Los millonarios de Silicon Valley y Wall Street se están mudando masivamente a Florida, trayendo consigo sus lujosos superyates, como el Dragonfly de Sergey Brin o los Launchpad y Wingman de Mark Zuckerberg.

Sin embargo, los puertos de la región no cuentan con suficiente capacidad para alojar estas embarcaciones gigantes, y los amarres disponibles alcanzan precios de hasta medio millón de dólares al año.

Esta migración refleja una redistribución del poder económico estadounidense, con los ultrarricos abandonando California y Nueva York por ventajas fiscales y cercanía a figuras como Donald Trump en Mar-a-Lago. La saturación portuaria evidencia que ni todo el dinero puede resolver la falta de infraestructura, generando conflictos legales y tensión en el mercado inmobiliario y servicios.
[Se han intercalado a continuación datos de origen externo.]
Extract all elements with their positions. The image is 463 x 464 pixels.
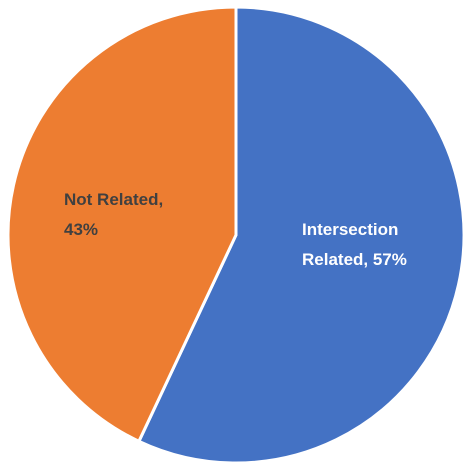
data-label-line: 43% (64, 220, 98, 239)
data-label-not-related: Not Related, 43% (64, 190, 163, 239)
pie-slice-not-related (6, 5, 238, 443)
pie-slice-intersection-related (137, 5, 463, 464)
pie-labels: Intersection Related, 57% Not Related, 43% (64, 190, 407, 269)
pie-slices (6, 5, 463, 464)
data-label-line: Intersection (302, 220, 398, 239)
data-label-intersection-related: Intersection Related, 57% (302, 220, 407, 269)
data-label-line: Not Related, (64, 190, 163, 209)
data-label-line: Related, 57% (302, 250, 407, 269)
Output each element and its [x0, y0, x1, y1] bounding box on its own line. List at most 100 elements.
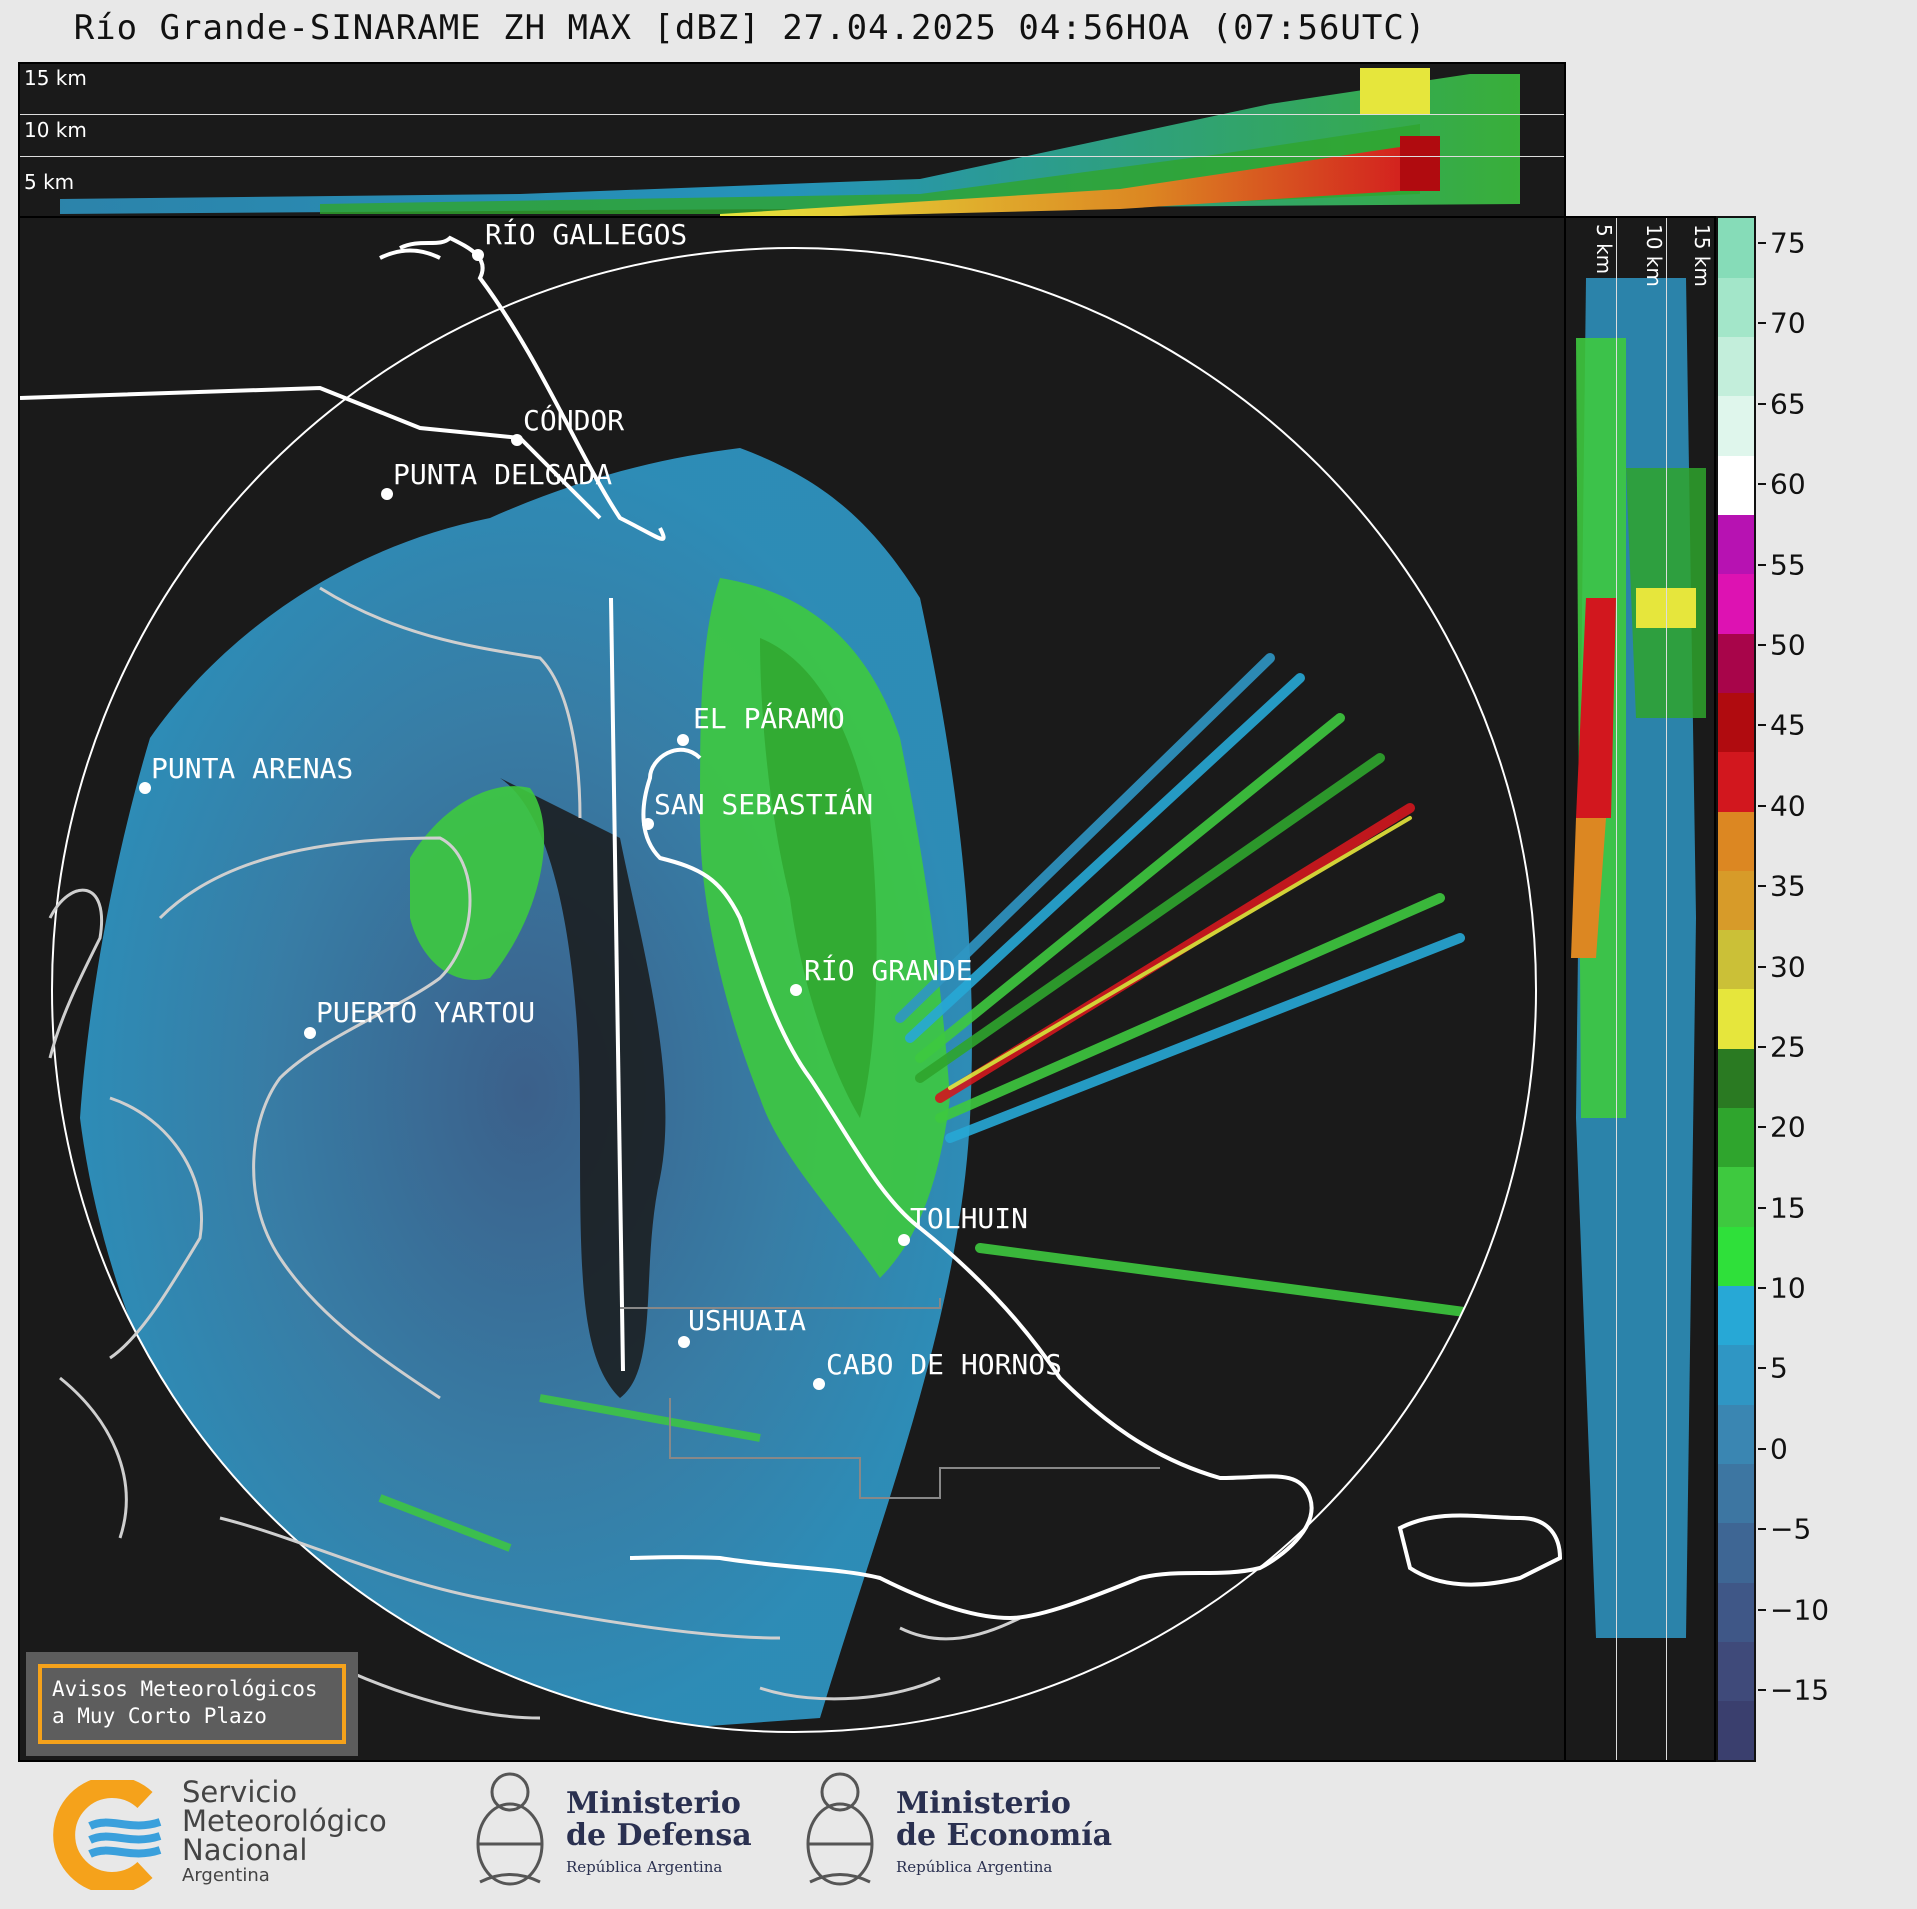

Algunos, como Ken Griffin, optan por construir puertos privados con capacidad para múltiples embarcaciones y eventos, adaptando la infraestructura a sus necesidades. La situación muestra cómo la concentración de riqueza extrema impulsa cambios urbanísticos y tecnológicos en Florida, convirtiendo sus costas en un nuevo epicentro del poder y la ostentación.